Theory of antiferromagnetic superconductors

Abstract

In this paper a theory is presented of antiferromagnetic superconductors in which a spin-density wave (SDW) ordering with a wave vector $\overrightarrow{\mathrm{Q}}$ may coexist with superconductivity. The effect of the antiferromagnetic molecular field $h_Q\mathrm{}\left(T\right)\mathrm{}$ on the Cooper pairing is studied, and it is shown that, below the magnetic transition temperature $T_N$, the Bardeen-Cooper-Schrieffer coupling parameter is reduced by a factor [$1-\frac{\mathrm{const}\left|h_Q\mathrm{}\right(T\left)\right|}{{\epsilon }_F}$] due to the formation of energy gaps of SDW on the Fermi surface along $\overrightarrow{\mathrm{Q}}$ and this reduction can explain the anomaly in the upper critical field $H_{c2\mathrm{}}$ just below $T_N$ as observed in $R{\mathrm{Mo}}_6{\mathrm{S}}_8$ ($T=\mathrm{G}\mathrm{d},\mathrm{T}\mathrm{b},\mathrm{a}\mathrm{n}\mathrm{d}\mathrm{D}\mathrm{y}$).

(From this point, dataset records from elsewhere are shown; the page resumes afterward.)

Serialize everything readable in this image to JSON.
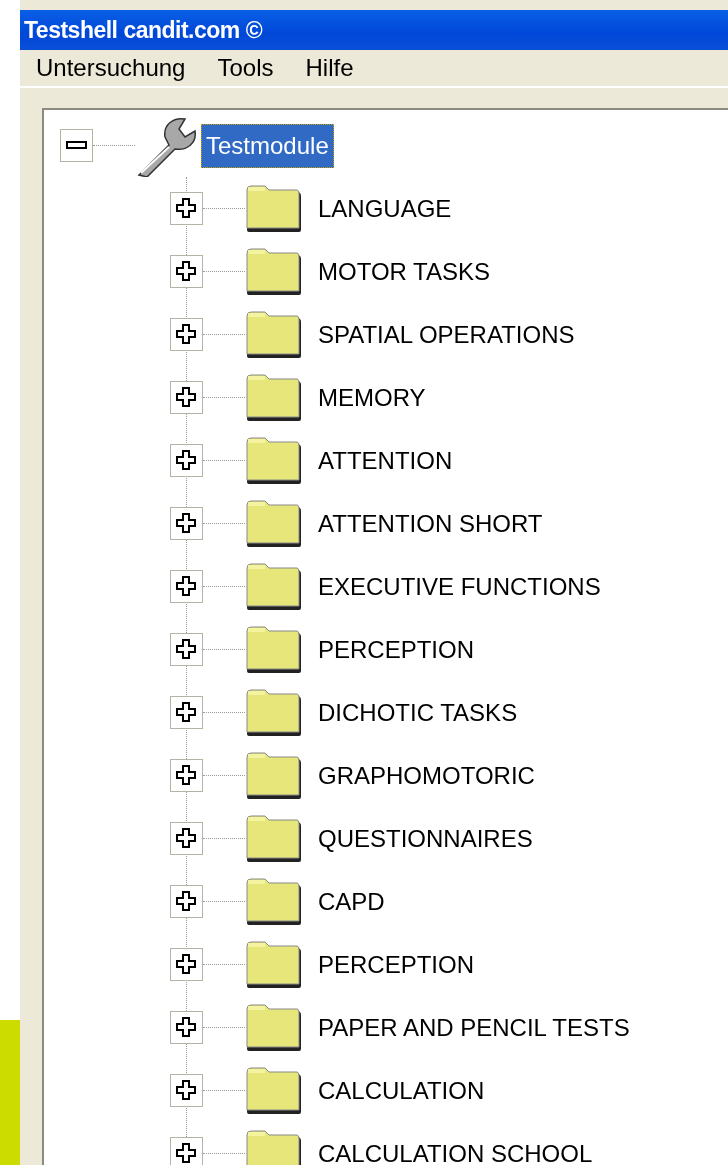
{
  "window": {
    "title": "Testshell candit.com ©"
  },
  "menu": [
    "Untersuchung",
    "Tools",
    "Hilfe"
  ],
  "tree": [
    {
      "label": "Testmodule",
      "kind": "tool",
      "expanded": true,
      "selected": true,
      "children": [
        {
          "label": "LANGUAGE",
          "kind": "folder",
          "expanded": false,
          "selected": false
        },
        {
          "label": "MOTOR TASKS",
          "kind": "folder",
          "expanded": false,
          "selected": false
        },
        {
          "label": "SPATIAL OPERATIONS",
          "kind": "folder",
          "expanded": false,
          "selected": false
        },
        {
          "label": "MEMORY",
          "kind": "folder",
          "expanded": false,
          "selected": false
        },
        {
          "label": "ATTENTION",
          "kind": "folder",
          "expanded": false,
          "selected": false
        },
        {
          "label": "ATTENTION SHORT",
          "kind": "folder",
          "expanded": false,
          "selected": false
        },
        {
          "label": "EXECUTIVE FUNCTIONS",
          "kind": "folder",
          "expanded": false,
          "selected": false
        },
        {
          "label": "PERCEPTION",
          "kind": "folder",
          "expanded": false,
          "selected": false
        },
        {
          "label": "DICHOTIC TASKS",
          "kind": "folder",
          "expanded": false,
          "selected": false
        },
        {
          "label": "GRAPHOMOTORIC",
          "kind": "folder",
          "expanded": false,
          "selected": false
        },
        {
          "label": "QUESTIONNAIRES",
          "kind": "folder",
          "expanded": false,
          "selected": false
        },
        {
          "label": "CAPD",
          "kind": "folder",
          "expanded": false,
          "selected": false
        },
        {
          "label": "PERCEPTION",
          "kind": "folder",
          "expanded": false,
          "selected": false
        },
        {
          "label": "PAPER AND PENCIL TESTS",
          "kind": "folder",
          "expanded": false,
          "selected": false
        },
        {
          "label": "CALCULATION",
          "kind": "folder",
          "expanded": false,
          "selected": false
        },
        {
          "label": "CALCULATION SCHOOL",
          "kind": "folder",
          "expanded": false,
          "selected": false
        }
      ]
    }
  ]
}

Taking account of both the spin-orbit scattering and spin-fluctuation effect near $T_N$ in addition to the effect of $h_Q\mathrm{}\left(T\right)\mathrm{}$, a theoretical calculation of the superconducting transition temperature $T_c$ and $H_{c2\mathrm{}}\mathrm{}\left(T\right)\mathrm{}$ is performed. Detailed quantitative comparisons between theory and experiments on $H_{c2\mathrm{}}\mathrm{}\left(T\right)\mathrm{}$ are made with fairly good accord for the above three compounds. Some speculation is devoted to the remaining discrepancies between theory and experiments and certain phenomena not yet explained by the theory.